Pengakuan anak wajib dilaporkan oleh orang tua pada instansi pelaksana yakni kantor Disdukcapil setempat, paling lambat 30 hari sejak tanggal Surat Pengakuan Anak oleh ayah dan disetujui oleh ibu dari anak yang bersangkutan.
Selanjutnya, “pengesahan anak” terjadi ketika seorang anak yang lahir di luar pernikahan diakui dan kemudian disahkan oleh orang tuanya, biasanya setelah orang tua tersebut menikah.
Dengan pengesahan ini, anak tersebut secara hukum dianggap sebagai anak sah dari pernikahan tersebut.

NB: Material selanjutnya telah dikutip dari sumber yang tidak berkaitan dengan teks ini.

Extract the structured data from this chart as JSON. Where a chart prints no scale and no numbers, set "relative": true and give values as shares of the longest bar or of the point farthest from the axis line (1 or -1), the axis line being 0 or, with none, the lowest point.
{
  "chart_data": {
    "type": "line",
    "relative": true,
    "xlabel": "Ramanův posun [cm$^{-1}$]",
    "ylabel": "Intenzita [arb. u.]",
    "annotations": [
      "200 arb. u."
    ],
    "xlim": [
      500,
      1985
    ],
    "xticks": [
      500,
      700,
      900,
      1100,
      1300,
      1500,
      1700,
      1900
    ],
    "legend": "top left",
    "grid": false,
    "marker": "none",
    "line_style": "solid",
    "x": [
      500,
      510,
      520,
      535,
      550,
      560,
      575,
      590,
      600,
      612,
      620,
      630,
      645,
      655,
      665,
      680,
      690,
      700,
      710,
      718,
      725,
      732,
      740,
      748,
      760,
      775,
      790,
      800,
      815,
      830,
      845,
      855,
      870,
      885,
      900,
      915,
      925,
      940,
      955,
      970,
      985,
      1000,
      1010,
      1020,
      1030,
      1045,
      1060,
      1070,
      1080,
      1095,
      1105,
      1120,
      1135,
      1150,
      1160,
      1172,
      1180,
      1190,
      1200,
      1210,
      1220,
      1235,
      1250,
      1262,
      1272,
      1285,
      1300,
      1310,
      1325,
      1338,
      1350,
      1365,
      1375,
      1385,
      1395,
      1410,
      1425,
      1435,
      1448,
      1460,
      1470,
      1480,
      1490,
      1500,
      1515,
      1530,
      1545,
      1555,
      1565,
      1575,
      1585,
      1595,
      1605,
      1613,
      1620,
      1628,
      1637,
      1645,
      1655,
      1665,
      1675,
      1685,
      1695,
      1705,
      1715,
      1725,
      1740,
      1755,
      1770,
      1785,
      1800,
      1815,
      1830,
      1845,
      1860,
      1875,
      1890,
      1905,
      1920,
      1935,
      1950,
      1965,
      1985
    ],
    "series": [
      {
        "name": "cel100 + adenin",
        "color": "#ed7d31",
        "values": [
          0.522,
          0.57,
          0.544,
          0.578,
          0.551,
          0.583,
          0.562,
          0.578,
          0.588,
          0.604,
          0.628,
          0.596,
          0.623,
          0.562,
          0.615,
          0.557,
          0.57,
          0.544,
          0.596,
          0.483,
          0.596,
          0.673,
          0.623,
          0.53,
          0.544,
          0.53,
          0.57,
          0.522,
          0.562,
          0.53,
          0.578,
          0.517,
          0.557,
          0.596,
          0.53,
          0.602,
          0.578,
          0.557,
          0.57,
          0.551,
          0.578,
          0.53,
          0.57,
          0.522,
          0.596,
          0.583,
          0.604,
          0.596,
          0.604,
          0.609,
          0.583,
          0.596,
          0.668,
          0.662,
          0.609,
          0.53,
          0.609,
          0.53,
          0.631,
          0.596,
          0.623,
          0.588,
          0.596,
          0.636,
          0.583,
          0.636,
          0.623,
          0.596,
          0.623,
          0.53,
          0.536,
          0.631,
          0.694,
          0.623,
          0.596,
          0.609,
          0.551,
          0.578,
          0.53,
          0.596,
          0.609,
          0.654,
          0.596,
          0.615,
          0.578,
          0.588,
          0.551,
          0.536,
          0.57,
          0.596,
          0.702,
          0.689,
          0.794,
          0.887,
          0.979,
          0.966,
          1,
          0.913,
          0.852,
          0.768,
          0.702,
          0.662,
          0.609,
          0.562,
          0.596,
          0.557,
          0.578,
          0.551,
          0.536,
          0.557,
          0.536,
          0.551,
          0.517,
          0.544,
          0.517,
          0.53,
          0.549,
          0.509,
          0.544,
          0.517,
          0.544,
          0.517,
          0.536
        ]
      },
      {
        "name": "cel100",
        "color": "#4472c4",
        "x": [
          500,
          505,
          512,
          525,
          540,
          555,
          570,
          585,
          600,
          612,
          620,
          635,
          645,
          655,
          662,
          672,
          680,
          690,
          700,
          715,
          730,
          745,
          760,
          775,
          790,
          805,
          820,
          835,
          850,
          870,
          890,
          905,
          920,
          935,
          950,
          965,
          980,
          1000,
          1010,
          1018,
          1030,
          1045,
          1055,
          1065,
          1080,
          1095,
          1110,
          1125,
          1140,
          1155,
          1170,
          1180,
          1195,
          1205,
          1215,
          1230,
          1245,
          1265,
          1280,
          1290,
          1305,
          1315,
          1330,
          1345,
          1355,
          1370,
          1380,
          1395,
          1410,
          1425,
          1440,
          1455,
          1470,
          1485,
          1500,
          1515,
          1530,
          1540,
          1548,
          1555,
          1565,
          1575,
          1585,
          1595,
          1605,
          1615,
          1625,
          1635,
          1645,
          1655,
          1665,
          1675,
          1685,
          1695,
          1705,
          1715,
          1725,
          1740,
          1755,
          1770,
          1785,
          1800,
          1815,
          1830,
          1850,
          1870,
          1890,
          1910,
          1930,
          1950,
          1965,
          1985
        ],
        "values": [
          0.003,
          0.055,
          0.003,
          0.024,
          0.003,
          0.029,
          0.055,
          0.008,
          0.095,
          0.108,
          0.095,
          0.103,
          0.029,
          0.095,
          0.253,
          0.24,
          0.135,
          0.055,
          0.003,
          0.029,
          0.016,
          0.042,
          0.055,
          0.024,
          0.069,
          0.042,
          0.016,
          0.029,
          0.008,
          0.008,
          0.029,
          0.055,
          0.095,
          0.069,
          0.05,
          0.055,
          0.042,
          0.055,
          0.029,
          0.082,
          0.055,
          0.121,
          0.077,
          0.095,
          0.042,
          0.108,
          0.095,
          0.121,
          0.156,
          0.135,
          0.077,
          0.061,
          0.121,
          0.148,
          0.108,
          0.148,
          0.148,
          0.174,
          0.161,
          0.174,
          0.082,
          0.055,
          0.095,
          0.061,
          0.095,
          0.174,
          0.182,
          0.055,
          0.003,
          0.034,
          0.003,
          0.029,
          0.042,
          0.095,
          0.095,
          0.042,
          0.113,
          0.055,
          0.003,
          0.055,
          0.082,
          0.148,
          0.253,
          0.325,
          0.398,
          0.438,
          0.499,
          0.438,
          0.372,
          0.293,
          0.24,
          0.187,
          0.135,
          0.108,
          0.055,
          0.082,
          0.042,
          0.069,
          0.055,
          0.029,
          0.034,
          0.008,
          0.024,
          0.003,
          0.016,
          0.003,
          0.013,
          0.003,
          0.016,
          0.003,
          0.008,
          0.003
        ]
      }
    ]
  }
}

Pengesahan anak memiliki konsekuensi hukum yang mirip dengan pengangkatan anak, di mana anak yang disahkan mendapatkan status hukum yang sama dengan anak yang lahir dalam pernikahan.
Selaras dengan Pasal 50 Ayat (1), yang dimaksud dengan “pengesahan anak” merupakan pengesahan status seorang anak yang lahir dari perkawinan yang sah menurut hukum agama, pada saat pencatatan perkawinan dari kedua orang tua anak tersebut telah sah menurut hukum negara.
Pengesahan anak hanya berlaku bagi anak yang orang tuanya telah melaksanakan perkawinan sah menurut hukum agama dan hukum negara.
Direktur Dafdukcapil Akhmad Sudirman Tavipiyono dalam kaitan ini mengatakan, memahami perbedaan antara pengangkatan anak, pengakuan anak, dan pengesahan anak sangat penting, agar setiap proses hukum yang melibatkan anak dapat dilakukan dengan benar dan sesuai dengan ketentuan yang berlaku.
“Masyarakat diharapkan lebih berhati-hati dan teliti dalam menangani masalah-masalah ini untuk melindungi hak-hak anak serta memastikan kesejahteraan mereka,” kata Direktur Tavip.